Okulları neye göre seçiyorsunuz?
Belli bir kritere göre değil… Ziyaret ettiğimiz okullar arasında belli bir denge olmasına dikkat ediyoruz, yani yalnızca köy okullarını, yoksul devlet okullarına değil, aynı zamanda başkentlerdeki ya da diğer büyük şehirlerdeki özel okullara da gidiyoruz.
İyi karşılanıyor musunuz peki?
Hem de inanamayacağınız kadar iyi.
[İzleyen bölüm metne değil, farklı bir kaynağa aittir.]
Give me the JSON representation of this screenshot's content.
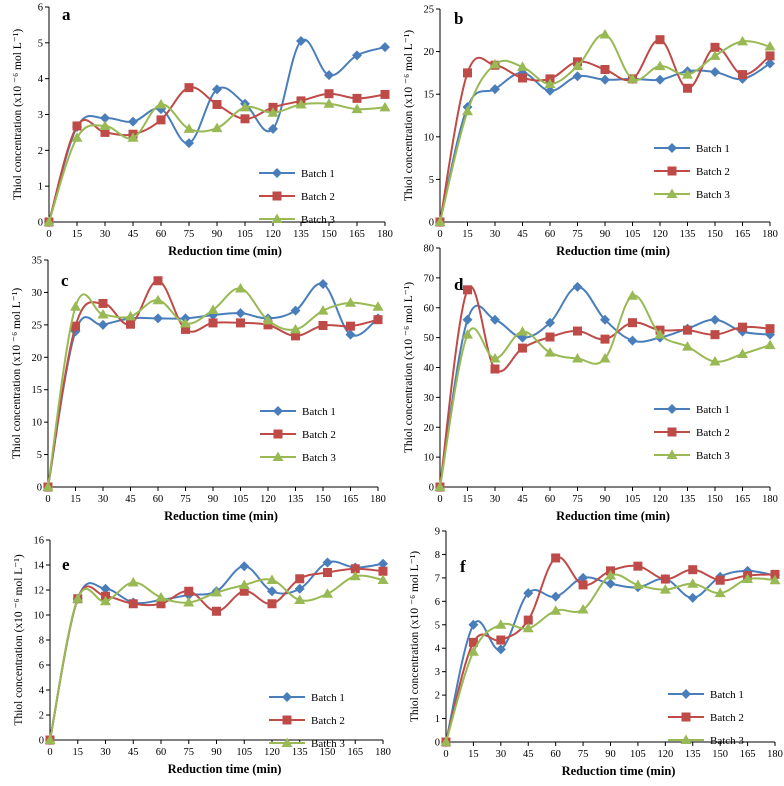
{
  "colors": {
    "batch1": "#4a7ebb",
    "batch2": "#be4b48",
    "batch3": "#98b954"
  },
  "chart_data": [
    {
      "type": "line",
      "panel": "a",
      "xlabel": "Reduction time (min)",
      "ylabel": "Thiol concentration (x10 ⁻⁶ mol L⁻¹)",
      "x": [
        0,
        15,
        30,
        45,
        60,
        75,
        90,
        105,
        120,
        135,
        150,
        165,
        180
      ],
      "ylim": [
        0,
        6
      ],
      "yticks": [
        0,
        1,
        2,
        3,
        4,
        5,
        6
      ],
      "series": [
        {
          "name": "Batch 1",
          "values": [
            0,
            2.65,
            2.9,
            2.8,
            3.15,
            2.2,
            3.7,
            3.3,
            2.6,
            5.05,
            4.1,
            4.65,
            4.88
          ]
        },
        {
          "name": "Batch 2",
          "values": [
            0,
            2.68,
            2.5,
            2.45,
            2.85,
            3.75,
            3.28,
            2.88,
            3.2,
            3.38,
            3.58,
            3.45,
            3.56
          ]
        },
        {
          "name": "Batch 3",
          "values": [
            0,
            2.35,
            2.68,
            2.35,
            3.28,
            2.6,
            2.62,
            3.2,
            3.05,
            3.28,
            3.3,
            3.15,
            3.2
          ]
        }
      ],
      "legend": [
        "Batch 1",
        "Batch 2",
        "Batch 3"
      ]
    },
    {
      "type": "line",
      "panel": "b",
      "xlabel": "Reduction time (min)",
      "ylabel": "Thiol concentration (x10 ⁻⁶ mol L⁻¹)",
      "x": [
        0,
        15,
        30,
        45,
        60,
        75,
        90,
        105,
        120,
        135,
        150,
        165,
        180
      ],
      "ylim": [
        0,
        25
      ],
      "yticks": [
        0,
        5,
        10,
        15,
        20,
        25
      ],
      "series": [
        {
          "name": "Batch 1",
          "values": [
            0,
            13.5,
            15.6,
            17.5,
            15.4,
            17.1,
            16.7,
            16.8,
            16.7,
            17.7,
            17.6,
            16.8,
            18.6
          ]
        },
        {
          "name": "Batch 2",
          "values": [
            0,
            17.5,
            18.4,
            16.9,
            16.8,
            18.8,
            17.9,
            16.8,
            21.4,
            15.7,
            20.5,
            17.3,
            19.5
          ]
        },
        {
          "name": "Batch 3",
          "values": [
            0,
            13,
            18.5,
            18.2,
            16.2,
            18.3,
            22,
            16.8,
            18.3,
            17.3,
            19.5,
            21.2,
            20.6
          ]
        }
      ],
      "legend": [
        "Batch 1",
        "Batch 2",
        "Batch 3"
      ]
    },
    {
      "type": "line",
      "panel": "c",
      "xlabel": "Reduction time (min)",
      "ylabel": "Thiol concentration (x10 ⁻⁶ mol L⁻¹)",
      "x": [
        0,
        15,
        30,
        45,
        60,
        75,
        90,
        105,
        120,
        135,
        150,
        165,
        180
      ],
      "ylim": [
        0,
        35
      ],
      "yticks": [
        0,
        5,
        10,
        15,
        20,
        25,
        30,
        35
      ],
      "series": [
        {
          "name": "Batch 1",
          "values": [
            0,
            24,
            25,
            26,
            26,
            26,
            26.5,
            26.8,
            26,
            27.2,
            31.3,
            23.5,
            26
          ]
        },
        {
          "name": "Batch 2",
          "values": [
            0,
            24.8,
            28.3,
            25.1,
            31.8,
            24.3,
            25.3,
            25.3,
            25,
            23.3,
            24.9,
            24.8,
            25.8
          ]
        },
        {
          "name": "Batch 3",
          "values": [
            0,
            27.8,
            26.6,
            26.3,
            28.8,
            25.2,
            27.3,
            30.6,
            25.7,
            24.3,
            27.2,
            28.4,
            27.8
          ]
        }
      ],
      "legend": [
        "Batch 1",
        "Batch 2",
        "Batch 3"
      ]
    },
    {
      "type": "line",
      "panel": "d",
      "xlabel": "Reduction time (min)",
      "ylabel": "Thiol concentration (x10 ⁻⁶ mol L⁻¹)",
      "x": [
        0,
        15,
        30,
        45,
        60,
        75,
        90,
        105,
        120,
        135,
        150,
        165,
        180
      ],
      "ylim": [
        0,
        80
      ],
      "yticks": [
        0,
        10,
        20,
        30,
        40,
        50,
        60,
        70,
        80
      ],
      "series": [
        {
          "name": "Batch 1",
          "values": [
            0,
            56,
            56,
            50,
            55,
            67,
            56,
            49,
            50,
            53,
            56,
            52,
            51
          ]
        },
        {
          "name": "Batch 2",
          "values": [
            0,
            66,
            39.5,
            46.5,
            50.2,
            52.2,
            49.5,
            55,
            52.5,
            52.5,
            51,
            53.5,
            53
          ]
        },
        {
          "name": "Batch 3",
          "values": [
            0,
            51,
            43,
            52,
            45,
            43,
            43,
            64,
            51,
            47,
            42,
            44.5,
            47.5
          ]
        }
      ],
      "legend": [
        "Batch 1",
        "Batch 2",
        "Batch 3"
      ]
    },
    {
      "type": "line",
      "panel": "e",
      "xlabel": "Reduction time (min)",
      "ylabel": "Thiol concentration (x10 ⁻⁶ mol L⁻¹)",
      "x": [
        0,
        15,
        30,
        45,
        60,
        75,
        90,
        105,
        120,
        135,
        150,
        165,
        180
      ],
      "ylim": [
        0,
        16
      ],
      "yticks": [
        0,
        2,
        4,
        6,
        8,
        10,
        12,
        14,
        16
      ],
      "series": [
        {
          "name": "Batch  1",
          "values": [
            0,
            11.3,
            12.1,
            11,
            11.2,
            11.6,
            11.9,
            13.9,
            11.9,
            12.1,
            14.2,
            13.8,
            14.1
          ]
        },
        {
          "name": "Batch 2",
          "values": [
            0,
            11.3,
            11.5,
            10.9,
            10.9,
            11.9,
            10.3,
            11.9,
            10.9,
            12.9,
            13.4,
            13.7,
            13.5
          ]
        },
        {
          "name": "Batch 3",
          "values": [
            0,
            11.3,
            11.1,
            12.6,
            11.4,
            11,
            11.8,
            12.4,
            12.8,
            11.2,
            11.7,
            13.1,
            12.8
          ]
        }
      ],
      "legend": [
        "Batch  1",
        "Batch 2",
        "Batch 3"
      ]
    },
    {
      "type": "line",
      "panel": "f",
      "xlabel": "Reduction time (min)",
      "ylabel": "Thiol concentration (x10 ⁻⁶ mol L⁻¹)",
      "x": [
        0,
        15,
        30,
        45,
        60,
        75,
        90,
        105,
        120,
        135,
        150,
        165,
        180
      ],
      "ylim": [
        0,
        9
      ],
      "yticks": [
        0,
        1,
        2,
        3,
        4,
        5,
        6,
        7,
        8,
        9
      ],
      "series": [
        {
          "name": "Batch  1",
          "values": [
            0,
            5,
            3.95,
            6.35,
            6.2,
            7.0,
            6.75,
            6.6,
            6.95,
            6.15,
            7.05,
            7.3,
            7.1
          ]
        },
        {
          "name": "Batch 2",
          "values": [
            0,
            4.25,
            4.35,
            5.2,
            7.85,
            6.7,
            7.3,
            7.5,
            6.95,
            7.35,
            6.9,
            7.1,
            7.15
          ]
        },
        {
          "name": "Batch 3",
          "values": [
            0,
            3.85,
            5.0,
            4.85,
            5.6,
            5.65,
            7.1,
            6.7,
            6.5,
            6.75,
            6.35,
            6.95,
            6.9
          ]
        }
      ],
      "legend": [
        "Batch  1",
        "Batch 2",
        "Batch 3"
      ]
    }
  ]
}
Çocuklar farklı aktiviteler yapabildikleri, yeni bir şeyler öğrenebildikleri için çok mutlu oluyorlar, öğretmenler de yarım gün tatil yapabildikleri için seviniyorlar… İlk başta, çocukların çekingen davrandıkları da oluyor, ama sonradan hepsi açılıyor.
Ne tür aktiviteler yapıyorsunuz?
Gittiğimiz her ülkede, ziyaret ettiğimiz her sınıfta ilk iş olarak çocuklara kameralarımızı uzatıp, diledikleri bir şeyin fotoğrafını çekmelerini söylüyoruz, ama bunların sıradan fotoğraflar olmamalarını istiyoruz. Bir anlam ifade etmelerini, yaratıcılıklarını kullanmalarını söylüyoruz.
Neyi çekiyorlar daha çok?
Genellikle arkadaşlarını, bazen öğretmenlerini, ender olarak da okul müdürünü! Birkaç kez bizi çekmek isteyenler de oldu. Örneğin Türkiye’ye gelmeden önce Azerbaycan’daydık, Stephanie ile bizi “dövüşürken” çekmek istediğini söyleyen bir öğrenci oldu!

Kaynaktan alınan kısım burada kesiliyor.